Bonus points: Add a water-based moisturizer to your inner thighs for lubrication and hydration before you get dressed. Just be sure to pat any excess moisture off with a clean paper towel.

Hidradenitis suppurativa treatment

Although scientists haven’t yet figured out a cure for HS, your doctor will guide you through some helpful ways to manage the condition.

Medication

These medications have shown to be effective in treating HS:

  1. Tumor necrosis inhibitor (TNF) blockers such as adalimumab (Humira). BTW, these are injections.
  2. Antibiotic topical creams like gentamicin (Gentak) and clindamycin (Cleocin).
  3. Oral antibiotics such as clindamycin, doxycycline (Doryx), and rifampin (Rifadin).

Surgery

If treatment with medication doesn’t seem to budge the painful HS symptoms, your health care provider might suggest surgery. These surgical procedures could drain or remove the blockages deep in your pores or even under the top layers of your skin:

  • Radiation and laser therapy to remove skin lesions.
  • Electrosurgical peeling, which removes damaged skin tissue.
  • Unroofing, which cuts away the skin covering the interconnected pustules.

PSA: Surgical treatment for HS doesn’t guarantee that symptoms won’t return. In some cases, skin grafting is required.

When to see a doctor

If you notice that your blackheads appear in pairs or that small, painful pea sized lumps have formed in your inner thighs, you might have hidradenitis suppurativa. If these blackheads or bumps are left untreated, they may form into tunnels or lesions that leak pus. This is definitely a sign that you should visit your doctor.

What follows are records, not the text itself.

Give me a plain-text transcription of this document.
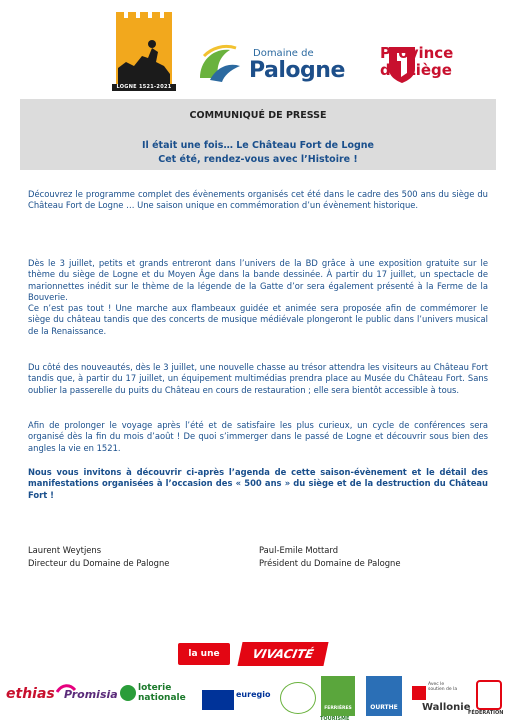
LOGNE 1521-2021
Domaine de
Palogne
Province
de Liège
COMMUNIQUÉ DE PRESSE
Il était une fois… Le Château Fort de Logne
Cet été, rendez-vous avec l’Histoire !

Découvrez le programme complet des évènements organisés cet été dans le cadre des 500 ans du siège du Château Fort de Logne … Une saison unique en commémoration d’un évènement historique.

Dès le 3 juillet, petits et grands entreront dans l’univers de la BD grâce à une exposition gratuite sur le thème du siège de Logne et du Moyen Âge dans la bande dessinée. À partir du 17 juillet, un spectacle de marionnettes inédit sur le thème de la légende de la Gatte d’or sera également présenté à la Ferme de la Bouverie.

Ce n’est pas tout ! Une marche aux flambeaux guidée et animée sera proposée afin de commémorer le siège du château tandis que des concerts de musique médiévale plongeront le public dans l’univers musical de la Renaissance.

Du côté des nouveautés, dès le 3 juillet, une nouvelle chasse au trésor attendra les visiteurs au Château Fort tandis que, à partir du 17 juillet, un équipement multimédias prendra place au Musée du Château Fort. Sans oublier la passerelle du puits du Château en cours de restauration ; elle sera bientôt accessible à tous.

Afin de prolonger le voyage après l’été et de satisfaire les plus curieux, un cycle de conférences sera organisé dès la fin du mois d’août ! De quoi s’immerger dans le passé de Logne et découvrir sous bien des angles la vie en 1521.

Nous vous invitons à découvrir ci-après l’agenda de cette saison-évènement et le détail des manifestations organisées à l’occasion des « 500 ans » du siège et de la destruction du Château Fort !

Laurent Weytjens
Directeur du Domaine de Palogne
Paul-Emile Mottard
Président du Domaine de Palogne
la une	VIVACITÉ
ethias Promisia loterie
nationale	euregio
FERRIÈRES
TOURISME
OURTHE
Avec le soutien de la
Wallonie
FÉDÉRATION
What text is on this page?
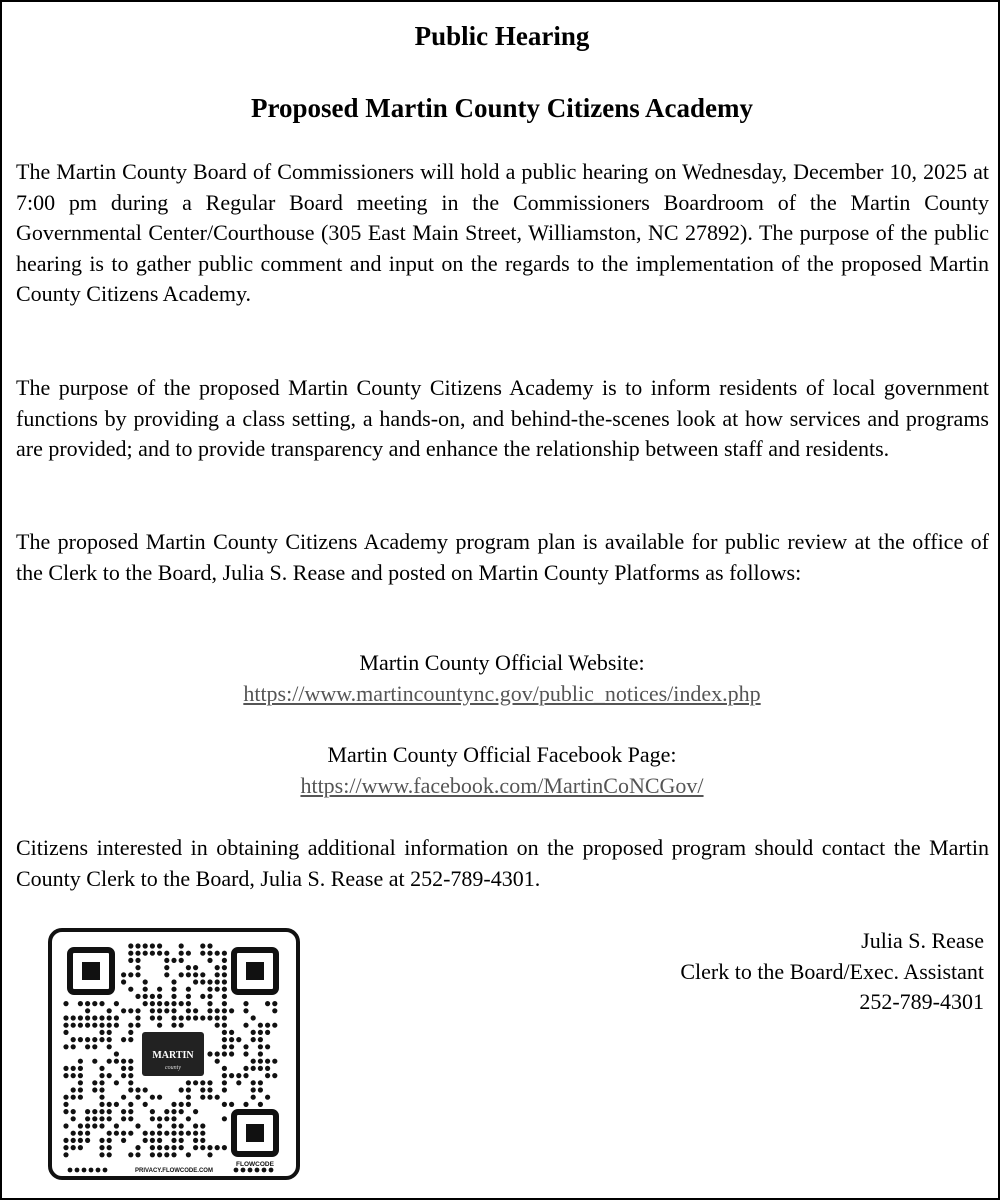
Public Hearing
Proposed Martin County Citizens Academy
The Martin County Board of Commissioners will hold a public hearing on Wednesday, December 10, 2025 at 7:00 pm during a Regular Board meeting in the Commissioners Boardroom of the Martin County Governmental Center/Courthouse (305 East Main Street, Williamston, NC 27892). The purpose of the public hearing is to gather public comment and input on the regards to the implementation of the proposed Martin County Citizens Academy.
The purpose of the proposed Martin County Citizens Academy is to inform residents of local government functions by providing a class setting, a hands-on, and behind-the-scenes look at how services and programs are provided; and to provide transparency and enhance the relationship between staff and residents.
The proposed Martin County Citizens Academy program plan is available for public review at the office of the Clerk to the Board, Julia S. Rease and posted on Martin County Platforms as follows:
Martin County Official Website:
https://www.martincountync.gov/public_notices/index.php
Martin County Official Facebook Page:
https://www.facebook.com/MartinCoNCGov/
Citizens interested in obtaining additional information on the proposed program should contact the Martin County Clerk to the Board, Julia S. Rease at 252-789-4301.
Julia S. Rease
Clerk to the Board/Exec. Assistant
252-789-4301
MARTIN
county
FLOWCODE
PRIVACY.FLOWCODE.COM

If your acne is persistent and you’ve ruled out HS, this might be a sign that you have a hormonal imbalance. Certain hormones control how much oil the glands beneath your pores create, so knowing your hormone levels might help ease the blackhead woes. Consult with your doctor to find out what’s what with your hormone levels.

Takeaway

Inner thigh blackheads are blockages in your pores caused by various factors including:

  • heat
  • friction
  • genetics
  • oil buildup
  • hormonal imbalance

Your instinct might be to just pop ‘em or pull ‘em and move on with your life. Bad idea! Instead of going all aggro on a blackhead extraction mission, choose a gentler and more effective way to make those pustules fade away. Use a water soluble cleanser or a gentle chemical peel to clean and exfoliate the affected skin areas, especially when you’re super sweaty.

Also, be sure to moisturize the inner thigh skin with a water based moisturizer and dress for success by choosing loose fitting clothes made from breathable fabrics.

P.S. If your inner thigh blackheads persist, this may be a sign that you have an underlying hormonal imbalance or a painful skin condition known as hidradenitis suppurativa. Be sure to check in with your doctor to plan out your best course of action.